It's official! Everybody wants to have their name in Wikipedia! But namechecking is not cool. Adding names to articles or lists of people when you have no intention of establishing their notability is bad.

Listing the names of all the members of an orchestra, all the employees of a small business, design studio or college department does not necessarily add to a reader's understanding of the topic. The schoolfriends of pop stars and actors were probably not instrumental in their later success, and family members of celebrities need to do something on their own terms to be important.

If you have added information about family members or friends of notable people, or added the names of people who have had insignificant contact with notable people, you may have been namechecking.

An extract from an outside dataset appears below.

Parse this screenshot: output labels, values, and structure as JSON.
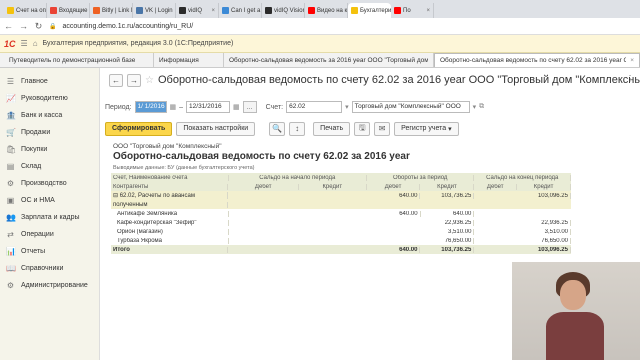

If you know any of these people, work for them or are family members with them, then you are both namechecking and breaching Wikipedia's conflict of interest guidelines.

Never lose heart – when you, your friends and colleagues get featured in the Widgetville Times Chronicle and leap over the bar of notability, someone will be only too happy to write about you. With sources and everything. Until then, please don't confuse Wikipedia with the telephone directory.

Typical namechecksEdit

  • "The Governor's brother Jeremy is a manager at Pharma Inc. and he has two children with his wife Sarah."
  • "Before he joined the NFL, Michael played football at elementary school with childhood friends Steve Exeter and Brian Johnson."
  • "At the President's speech, the sound technician was Sue Smith."